Purgina et al. [3] also noted that the squamoid morules in 3 non-ITAC cases showed coexpression of nuclear β-catenin and CDX2. β-catenin is part of the cadherin protein complex, which plays a role in cell-cell adhesion, and it is normally degraded through the ubiquitin-proteosome mechanism [6]. When the β-catenin gene CTNNB1 is mutated or another process results in upregulation of the Wnt pathway, the degradation of β-catenin is reduced and it accumulates in the cytoplasm and nucleus and acts a transcription factor [6]. Interestingly, aberrant expression of CDX2 and β-catenin in morular metaplasia has also been noted in other neoplasms of various organs, including endometrioid ovarian carcinoma [6], endometrial carcinoma [7], and pulmonary blastoma [8]. This suggests that both CDX2 and β-catenin may play a role in squamoid morule formation at the molecular level.

Previous studies have detected CTNNB1 mutations in tumors demonstrating squamoid morules strongly positive for nuclear and cytoplasmic β-catenin immunohistochemical expression [9]. Sekine et al. [8] reported two cases of pulmonary blastoma and three cases of well differentiated fetal adenocarcinoma of the lung with squamoid morules which had somatic missense mutations in the β-catenin gene. As described by Sekine et al., these mutations are “considered to result in β-catenin stabilization and constitutive activation of Tcf/Lef-dependent transcription.” Additionally, Saegusa and Okayasu [10] reported missense mutations in exon 3 of the β-catenin gene, involving codons 32, 33, 34, 37, 41, and 45, in 22 of 26 (84.6%) cases of endometrioid endometrial cancer with squamous morules. However, a genetic alteration in the β-catenin pathway to explain the morular formation in sinonasal non-ITAC, to our knowledge, has yet to be reported.
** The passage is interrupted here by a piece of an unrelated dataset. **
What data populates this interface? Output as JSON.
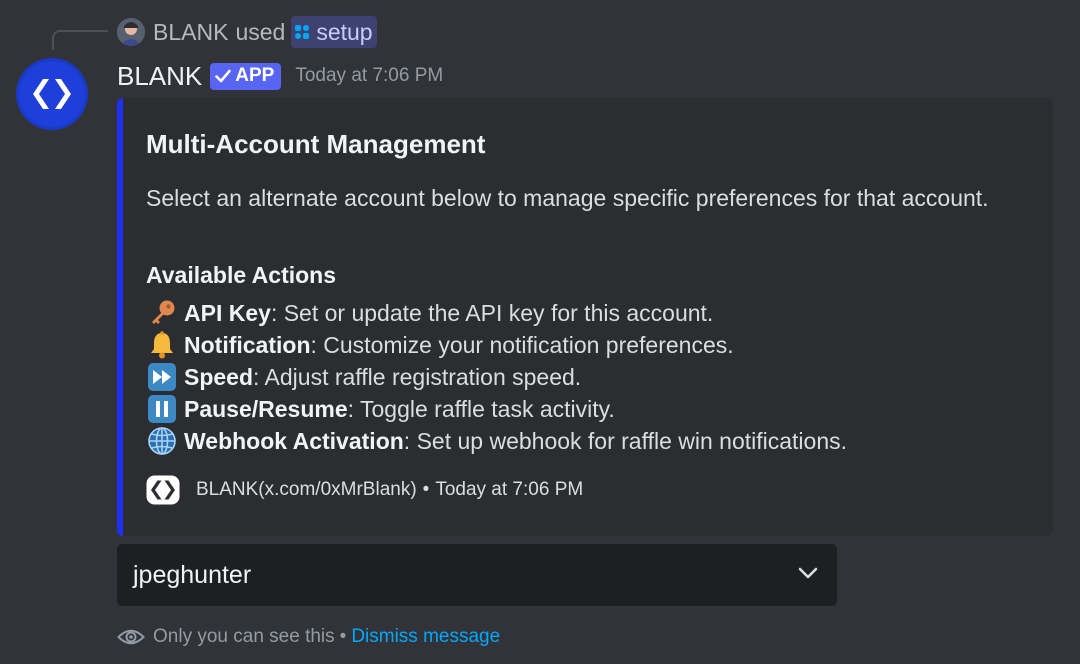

Molecular analysis has revealed defining mutations in other tumors occurring in the sinonasal tract. Similar gain-of-function mutations in CTNNB1 are characteristic of sinonasal glomangiopericytoma, a distinctive mesenchymal neoplasm with a myoid phenotype [11]. Additionally, a recent study described three cases of low-grade non-ITAC showing ETV6 gene rearrangements, including two cases with ETV6-NTRK3 fusion and one with ETV6-RET fusion [12, 13]. While these gene fusions are also characteristic of secretory carcinoma, ETV6-rearranged low-grade sinonasal adenocarcinoma is a morphologically distinct entity [13, 14]. With continued investigation, other tumors falling into the category of non-ITAC may be further separated into more specific entities. Yom et al. [15] noted a small subset of non-ITAC cases showing p53 overexpression, whereas other cases did not show any genetic abnormalities in KRAS, APC, CTNNB1, DNA mismatch repair genes, or TP53. Another study by Franchi et al. [16] reported a subset of non-ITAC cases with EGFR overexpression, while two cases contained a BRAF mutation by direct sequencing. Now we report two cases of non-ITAC with mutated CTNNB1 and a unique morphology and immunophenotype.
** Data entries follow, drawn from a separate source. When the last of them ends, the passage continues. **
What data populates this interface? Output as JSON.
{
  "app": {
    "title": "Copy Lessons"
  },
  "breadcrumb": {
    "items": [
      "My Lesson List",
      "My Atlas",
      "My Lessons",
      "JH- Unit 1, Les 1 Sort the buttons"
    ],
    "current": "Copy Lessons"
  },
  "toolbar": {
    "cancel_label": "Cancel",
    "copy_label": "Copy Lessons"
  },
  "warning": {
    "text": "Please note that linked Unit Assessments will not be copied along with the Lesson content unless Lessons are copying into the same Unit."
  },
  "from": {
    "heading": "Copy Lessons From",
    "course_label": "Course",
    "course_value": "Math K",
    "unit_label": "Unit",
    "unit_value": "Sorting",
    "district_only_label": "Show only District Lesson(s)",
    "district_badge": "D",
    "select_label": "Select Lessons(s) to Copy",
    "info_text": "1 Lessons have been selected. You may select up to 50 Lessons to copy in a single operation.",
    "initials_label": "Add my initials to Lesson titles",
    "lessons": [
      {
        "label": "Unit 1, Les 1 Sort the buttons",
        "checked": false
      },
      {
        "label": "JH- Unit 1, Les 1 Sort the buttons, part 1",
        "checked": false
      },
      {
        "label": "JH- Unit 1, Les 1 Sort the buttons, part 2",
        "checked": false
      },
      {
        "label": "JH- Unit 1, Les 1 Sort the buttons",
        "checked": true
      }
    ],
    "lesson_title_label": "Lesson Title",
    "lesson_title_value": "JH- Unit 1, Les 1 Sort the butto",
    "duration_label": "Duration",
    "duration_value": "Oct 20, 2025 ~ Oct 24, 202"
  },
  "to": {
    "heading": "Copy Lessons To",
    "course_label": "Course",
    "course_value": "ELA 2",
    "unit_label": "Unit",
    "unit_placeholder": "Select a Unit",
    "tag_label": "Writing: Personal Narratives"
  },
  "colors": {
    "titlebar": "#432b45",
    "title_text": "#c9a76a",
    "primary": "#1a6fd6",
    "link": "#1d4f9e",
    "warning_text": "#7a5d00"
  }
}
Clearly, non-ITAC is diverse not only morphologically but at the molecular level. With an advanced understanding in the molecular basis of non-ITAC comes the potential improvement in treatment options for patients. Several clinical trials are currently underway and preclinical evidence suggests that tumors with activating CTNNB1 mutations may be responsive to mTOR inhibitors [17] and inhibition of the NOTCH signaling pathway by gamma-secretase inhibitors [18]. With continued molecular investigation, the tumors encompassed by this diagnostic category of exclusion will be further subclassified, and this will hopefully lead to refinement of treatment strategies.

4. Conclusion

Squamoid morules are an interesting morphologic feature and can be present in non-ITAC, and they show a peculiar coexpression of CDX2 and β-catenin that suggests a possible synergistic effect in squamoid morular formation. We report two cases with a confirmed mutation in β-catenin which can provide a molecular explanation for this recently described morphological phenomenon in non-ITAC.

Disclosure

This research did not receive any specific grant from funding agencies in the public, commercial, or non-profit sectors.

Conflicts of Interest

The authors declare no conflicts of interest.